Lunar eclipse of April 2014, photographed left to right at 16-minute intervals. |
This composite photo shows the eclipse progression in paired images made at approximately 16-minute intervals, starting from the left. The familiar full moon (left and right bookends) glows before and after the eclipse. After the eclipse begins, you can either expose the camera for the sunny (upper left) or the shadowed (lower left) side of the moon. Halfway through, the totally eclipsed moon is a lovely shade of orange (center). On the right, the shadow images are above the sunny images. If you combine any pair, you would get a complete and detailed moon image. To my brain, all of this makes more sense visually than verbally. (To other brains, maybe not so much.)

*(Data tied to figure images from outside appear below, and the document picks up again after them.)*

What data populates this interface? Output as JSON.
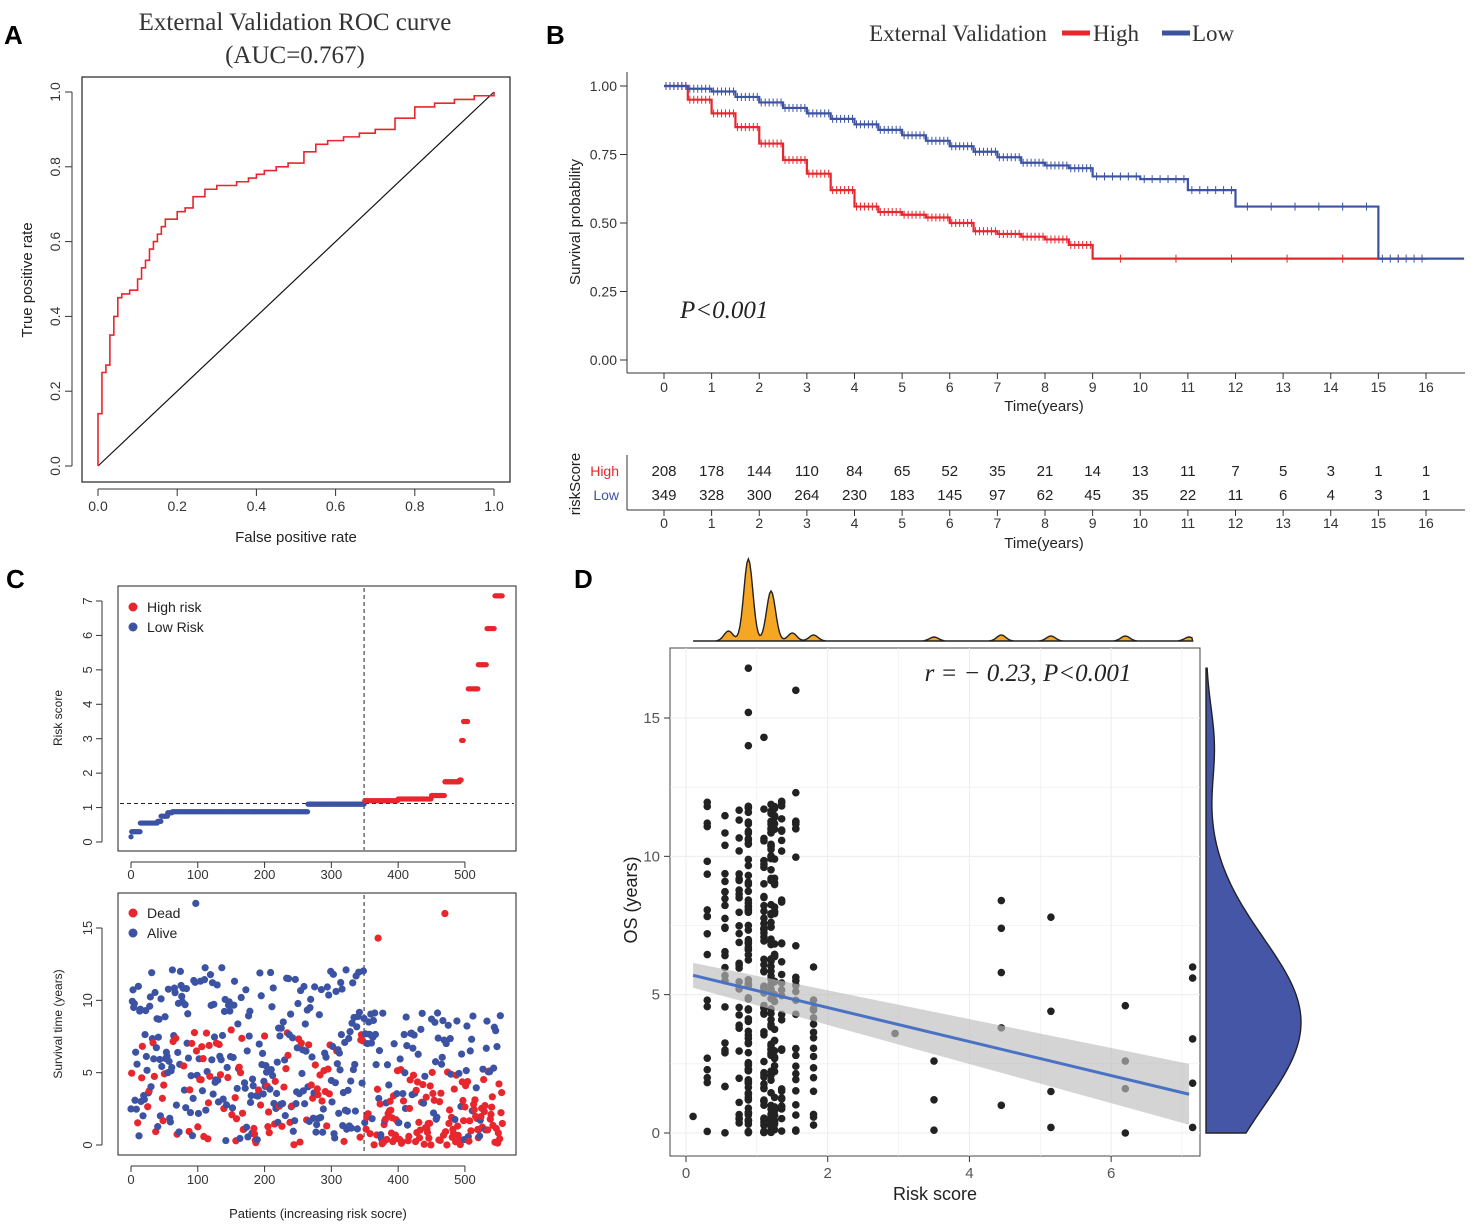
{
  "colors": {
    "high": "#e8262d",
    "low": "#3c53a4",
    "dark": "#222222",
    "density_top": "#f5a623",
    "density_right": "#4556a6",
    "fit_line": "#4a72c4",
    "ci_band": "#bdbdbd"
  },
  "panels": {
    "a": "A",
    "b": "B",
    "c": "C",
    "d": "D"
  },
  "chart_data": [
    {
      "id": "A",
      "type": "line",
      "title": "External Validation ROC curve",
      "subtitle": "(AUC=0.767)",
      "xlabel": "False positive rate",
      "ylabel": "True positive rate",
      "xlim": [
        0,
        1
      ],
      "ylim": [
        0,
        1
      ],
      "xticks": [
        "0.0",
        "0.2",
        "0.4",
        "0.6",
        "0.8",
        "1.0"
      ],
      "yticks": [
        "0.0",
        "0.2",
        "0.4",
        "0.6",
        "0.8",
        "1.0"
      ],
      "series": [
        {
          "name": "ROC",
          "x": [
            0,
            0,
            0.01,
            0.01,
            0.02,
            0.02,
            0.03,
            0.03,
            0.04,
            0.05,
            0.05,
            0.06,
            0.07,
            0.08,
            0.1,
            0.11,
            0.12,
            0.13,
            0.14,
            0.15,
            0.16,
            0.17,
            0.18,
            0.2,
            0.22,
            0.24,
            0.27,
            0.3,
            0.32,
            0.35,
            0.38,
            0.4,
            0.42,
            0.45,
            0.48,
            0.52,
            0.55,
            0.58,
            0.62,
            0.66,
            0.7,
            0.75,
            0.8,
            0.85,
            0.9,
            0.95,
            1.0
          ],
          "y": [
            0,
            0.14,
            0.14,
            0.25,
            0.26,
            0.27,
            0.3,
            0.35,
            0.4,
            0.42,
            0.45,
            0.46,
            0.46,
            0.47,
            0.5,
            0.53,
            0.55,
            0.58,
            0.6,
            0.62,
            0.64,
            0.66,
            0.66,
            0.68,
            0.69,
            0.72,
            0.74,
            0.75,
            0.75,
            0.76,
            0.77,
            0.78,
            0.79,
            0.8,
            0.81,
            0.84,
            0.86,
            0.87,
            0.88,
            0.89,
            0.9,
            0.93,
            0.96,
            0.97,
            0.98,
            0.99,
            1.0
          ]
        },
        {
          "name": "Reference",
          "x": [
            0,
            1
          ],
          "y": [
            0,
            1
          ]
        }
      ]
    },
    {
      "id": "B",
      "type": "line",
      "legend_title": "External Validation",
      "legend": [
        "High",
        "Low"
      ],
      "xlabel": "Time(years)",
      "ylabel": "Survival probability",
      "annotation": "P<0.001",
      "xlim": [
        0,
        16
      ],
      "ylim": [
        0,
        1
      ],
      "xticks": [
        "0",
        "1",
        "2",
        "3",
        "4",
        "5",
        "6",
        "7",
        "8",
        "9",
        "10",
        "11",
        "12",
        "13",
        "14",
        "15",
        "16"
      ],
      "yticks": [
        "0.00",
        "0.25",
        "0.50",
        "0.75",
        "1.00"
      ],
      "series": [
        {
          "name": "High",
          "x": [
            0,
            0.5,
            1,
            1.5,
            2,
            2.5,
            3,
            3.5,
            4,
            4.5,
            5,
            5.5,
            6,
            6.5,
            7,
            7.5,
            8,
            8.5,
            9,
            16
          ],
          "y": [
            1.0,
            0.95,
            0.9,
            0.85,
            0.79,
            0.73,
            0.68,
            0.62,
            0.56,
            0.54,
            0.53,
            0.52,
            0.5,
            0.47,
            0.46,
            0.45,
            0.44,
            0.42,
            0.37,
            0.37
          ]
        },
        {
          "name": "Low",
          "x": [
            0,
            0.5,
            1,
            1.5,
            2,
            2.5,
            3,
            3.5,
            4,
            4.5,
            5,
            5.5,
            6,
            6.5,
            7,
            7.5,
            8,
            8.5,
            9,
            10,
            11,
            12,
            15,
            16
          ],
          "y": [
            1.0,
            0.99,
            0.98,
            0.96,
            0.94,
            0.92,
            0.9,
            0.88,
            0.86,
            0.84,
            0.82,
            0.8,
            0.78,
            0.76,
            0.74,
            0.72,
            0.71,
            0.7,
            0.67,
            0.66,
            0.62,
            0.56,
            0.37,
            0.37
          ]
        }
      ],
      "risk_table": {
        "ylabel": "riskScore",
        "xlabel": "Time(years)",
        "rows": [
          {
            "label": "High",
            "values": [
              "208",
              "178",
              "144",
              "110",
              "84",
              "65",
              "52",
              "35",
              "21",
              "14",
              "13",
              "11",
              "7",
              "5",
              "3",
              "1",
              "1"
            ]
          },
          {
            "label": "Low",
            "values": [
              "349",
              "328",
              "300",
              "264",
              "230",
              "183",
              "145",
              "97",
              "62",
              "45",
              "35",
              "22",
              "11",
              "6",
              "4",
              "3",
              "1"
            ]
          }
        ]
      }
    },
    {
      "id": "C-top",
      "type": "scatter",
      "xlabel": "",
      "ylabel": "Risk score",
      "legend": [
        "High risk",
        "Low Risk"
      ],
      "xlim": [
        0,
        557
      ],
      "ylim": [
        0,
        7.2
      ],
      "xticks": [
        "0",
        "100",
        "200",
        "300",
        "400",
        "500"
      ],
      "yticks": [
        "0",
        "1",
        "2",
        "3",
        "4",
        "5",
        "6",
        "7"
      ],
      "cutoff_x": 349,
      "cutoff_y": 1.12,
      "low_steps": [
        [
          0,
          0.15
        ],
        [
          1,
          0.3
        ],
        [
          10,
          0.3
        ],
        [
          14,
          0.55
        ],
        [
          40,
          0.6
        ],
        [
          45,
          0.75
        ],
        [
          55,
          0.85
        ],
        [
          62,
          0.88
        ],
        [
          262,
          0.88
        ],
        [
          265,
          1.1
        ],
        [
          349,
          1.1
        ]
      ],
      "high_steps": [
        [
          350,
          1.2
        ],
        [
          400,
          1.25
        ],
        [
          450,
          1.35
        ],
        [
          470,
          1.75
        ],
        [
          492,
          1.8
        ],
        [
          495,
          2.95
        ],
        [
          498,
          3.5
        ],
        [
          505,
          4.45
        ],
        [
          520,
          5.15
        ],
        [
          533,
          6.2
        ],
        [
          545,
          7.15
        ],
        [
          557,
          7.15
        ]
      ]
    },
    {
      "id": "C-bottom",
      "type": "scatter",
      "xlabel": "Patients (increasing risk socre)",
      "ylabel": "Survival time (years)",
      "legend": [
        "Dead",
        "Alive"
      ],
      "xlim": [
        0,
        557
      ],
      "ylim": [
        0,
        17
      ],
      "xticks": [
        "0",
        "100",
        "200",
        "300",
        "400",
        "500"
      ],
      "yticks": [
        "0",
        "5",
        "10",
        "15"
      ],
      "cutoff_x": 349,
      "n_dead": 208,
      "n_alive": 349
    },
    {
      "id": "D",
      "type": "scatter",
      "annotation": "r = − 0.23, P<0.001",
      "xlabel": "Risk score",
      "ylabel": "OS (years)",
      "xlim": [
        0,
        7.2
      ],
      "ylim": [
        0,
        17
      ],
      "xticks": [
        "0",
        "2",
        "4",
        "6"
      ],
      "yticks": [
        "0",
        "5",
        "10",
        "15"
      ],
      "fit": {
        "x": [
          0.1,
          7.1
        ],
        "y": [
          5.7,
          1.4
        ]
      },
      "score_levels": [
        0.1,
        0.3,
        0.55,
        0.75,
        0.88,
        1.1,
        1.2,
        1.25,
        1.35,
        1.55,
        1.8,
        2.95,
        3.5,
        4.45,
        5.15,
        6.2,
        7.15
      ],
      "points": [
        [
          0.1,
          0.6
        ],
        [
          0.3,
          2.0
        ],
        [
          0.3,
          4.8
        ],
        [
          0.3,
          7.2
        ],
        [
          0.3,
          11.2
        ],
        [
          0.55,
          3.0
        ],
        [
          0.55,
          5.5
        ],
        [
          0.55,
          7.4
        ],
        [
          0.55,
          10.4
        ],
        [
          0.88,
          16.8
        ],
        [
          0.88,
          15.2
        ],
        [
          0.88,
          14.0
        ],
        [
          1.1,
          14.3
        ],
        [
          1.55,
          16.0
        ],
        [
          1.55,
          12.3
        ],
        [
          1.55,
          11.0
        ],
        [
          1.8,
          6.0
        ],
        [
          1.8,
          2.0
        ],
        [
          2.95,
          3.6
        ],
        [
          3.5,
          2.6
        ],
        [
          3.5,
          1.2
        ],
        [
          3.5,
          0.1
        ],
        [
          4.45,
          8.4
        ],
        [
          4.45,
          7.4
        ],
        [
          4.45,
          5.8
        ],
        [
          4.45,
          3.8
        ],
        [
          4.45,
          1.0
        ],
        [
          5.15,
          7.8
        ],
        [
          5.15,
          4.4
        ],
        [
          5.15,
          1.5
        ],
        [
          5.15,
          0.2
        ],
        [
          6.2,
          4.6
        ],
        [
          6.2,
          2.6
        ],
        [
          6.2,
          1.6
        ],
        [
          6.2,
          0.0
        ],
        [
          7.15,
          6.0
        ],
        [
          7.15,
          5.6
        ],
        [
          7.15,
          3.4
        ],
        [
          7.15,
          1.8
        ],
        [
          7.15,
          0.2
        ]
      ]
    }
  ]
}
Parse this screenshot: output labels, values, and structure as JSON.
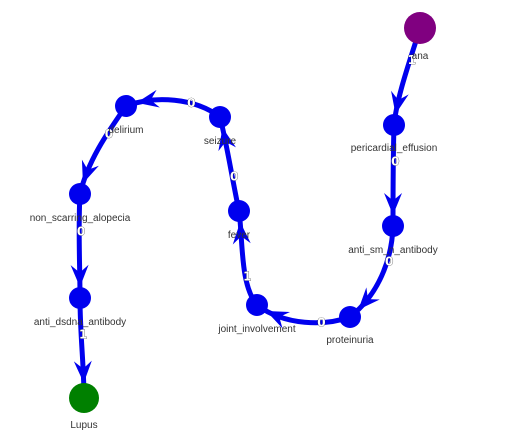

The orange color during the eclipse comes from sunlight passing through Earth's stratosphere, where it gets scattered and reddened. Sunlight passing through the Earth's upper stratosphere, the ozone layer, absorbs red and passes turquoise-colored light on to the lower edge of the eclipsed moon; some cameras recorded a turquoise edge, but this color wasn't visible from northwestern Montana. (There's a lot more science to it. See here.) Also, this eclipse really wasn't a so-called "Blood Moon" because the upper atmosphere is currently clear, lacking in volcanic ash particles that would have darkened the Earth's shadow to red.
If you close your eyes and imagine you are standing on the moon during the eclipse, Earth would be surrounded by a ring of sunlight. Half of that light is sunset and half is sunrise, all at the same time. An unmanned NASA moon probe, Surveyor III, actually photographed this "ring of fire" during an eclipse (lunar from the Earth's viewpoint, solar from the moon's vantage) in April, 1967.
Today's event was the first of four eclipses this year, three of which are visible from Montana. October 8th will bring another total lunar eclipse to the Pacific Northwest, while October 23rd brings a partial solar eclipse to the western U.S.